During his early years at the JPL, Parks started out as an engineer in the Guidance and Control Section from 1947 to 1950 where he worked with Wernher von Braun in White Sands, New Mexico to develop the guidance systems for the Army's MGM-5 Corporal and MGM-29 Sergeant guided missiles. He then became Section Chief, and from 1956 to 1957 was Division Chief of Research and Development. He was Project Director for the Sergeant missile program from 1957 until June 1960 when the work at JPL was turning from missiles to spacecraft.

Starting in May 1960, under Parks' direction, NASA/JPL conducted the world's first spacecraft mission to another planet, the Mariner 2 mission to Venus in 1962; the Ranger 7, 8 and 9 missions in 1964 and 1965, which produced the first close-up photos of the Moon; and the Mariner 4 mission to Mars in 1965. He was also a project manager for the Surveyor lunar lander series, the first soft landing on the Moon, the precursor to the Apollo Manned Program in 1965 and 1966.

Parks also oversaw Mariner 5 to Venus in 1967; Mariners 6 and 7 to Mars in 1969; Mariner 9 to Mars in 1971; Mariner 10, which in 1973 was the first spacecraft to travel to the planet Mercury; and the JPL portion of NASA's Viking orbiter and lander mission to Mars. In 1978 and 1979, Parks managed the Voyager program which sent spacecraft to Jupiter, Saturn, Uranus and Neptune, which now has left the Solar System and continues to this day.

Parks served in various roles at JPL including Director of the Planetary Programs during the early 1960s Assistant Laboratory Director (ALD) for Lunar and Planetary Projects in 1963. He held this role through various name changes until 1981 when he became JPL deputy director. In this position he was responsible for the day-to-day management of JPL and for the direction of its technical, administrative, and service activities until his retirement in 1987.

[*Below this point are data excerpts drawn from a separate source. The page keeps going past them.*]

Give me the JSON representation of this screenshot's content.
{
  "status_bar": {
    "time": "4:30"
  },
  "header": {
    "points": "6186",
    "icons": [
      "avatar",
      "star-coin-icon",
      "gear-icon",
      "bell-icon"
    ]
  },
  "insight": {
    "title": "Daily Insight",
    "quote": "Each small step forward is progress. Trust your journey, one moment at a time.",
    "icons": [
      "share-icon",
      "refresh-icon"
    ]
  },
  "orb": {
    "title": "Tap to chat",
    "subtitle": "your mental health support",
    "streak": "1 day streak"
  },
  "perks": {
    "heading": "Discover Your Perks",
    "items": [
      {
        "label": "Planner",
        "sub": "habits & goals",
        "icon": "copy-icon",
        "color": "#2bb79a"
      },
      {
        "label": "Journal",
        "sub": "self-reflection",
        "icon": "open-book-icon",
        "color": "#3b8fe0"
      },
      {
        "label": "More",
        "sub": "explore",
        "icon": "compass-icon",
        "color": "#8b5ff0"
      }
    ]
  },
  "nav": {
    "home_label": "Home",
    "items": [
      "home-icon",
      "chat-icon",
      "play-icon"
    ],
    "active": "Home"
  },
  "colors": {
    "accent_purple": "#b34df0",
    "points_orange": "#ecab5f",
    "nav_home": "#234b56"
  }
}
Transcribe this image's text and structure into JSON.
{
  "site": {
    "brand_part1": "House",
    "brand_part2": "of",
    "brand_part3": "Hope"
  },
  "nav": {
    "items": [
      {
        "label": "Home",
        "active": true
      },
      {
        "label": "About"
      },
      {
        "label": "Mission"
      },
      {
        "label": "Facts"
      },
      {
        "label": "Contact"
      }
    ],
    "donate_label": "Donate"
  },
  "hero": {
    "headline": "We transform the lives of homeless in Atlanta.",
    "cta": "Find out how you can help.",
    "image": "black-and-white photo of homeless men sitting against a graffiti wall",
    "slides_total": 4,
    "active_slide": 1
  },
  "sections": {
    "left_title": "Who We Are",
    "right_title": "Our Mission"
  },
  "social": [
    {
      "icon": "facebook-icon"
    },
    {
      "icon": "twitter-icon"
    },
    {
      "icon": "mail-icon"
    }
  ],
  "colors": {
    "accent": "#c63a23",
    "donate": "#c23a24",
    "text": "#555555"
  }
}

Upon his death on June 3, 2011, Bob was recognized by JPL which compiled a documentary film about his career entitled a Tribute to a Space Explorer.

==Awards and later life==
Parks received numerous awards for his distinguished service at JPL, including the NASA Distinguished Public Service Medal (1963) and the NASA Exceptional Service Medal (1967). The American Institute of Aeronautics and Astronautics awarded him its Louis W. Hill Award (1963) and Goddard Astronautics Award (1980). He and his JPL colleague Jack N. James were presented with the Stuart Ballantine Medal (Engineering) from the Franklin Institute in 1967 for "Application of electromagnetic communication to the first successful reconnaissance of Mars by the Mariner IV". In 1973, Parks was elected to the National Academy of Engineering for "Contributions in radio-inertial guidance, communications methods, systems engineering, and project management of spacecraft and
missiles." He was awarded the Caltech Distinguished Alumni Award in 1982.

At the time of his retirement from JPL in 1987, Parks was living with his wife Hanne in nearby
Balboa Island, California. He was survived by his three sons. Parks died on 3 June 2011, at 89.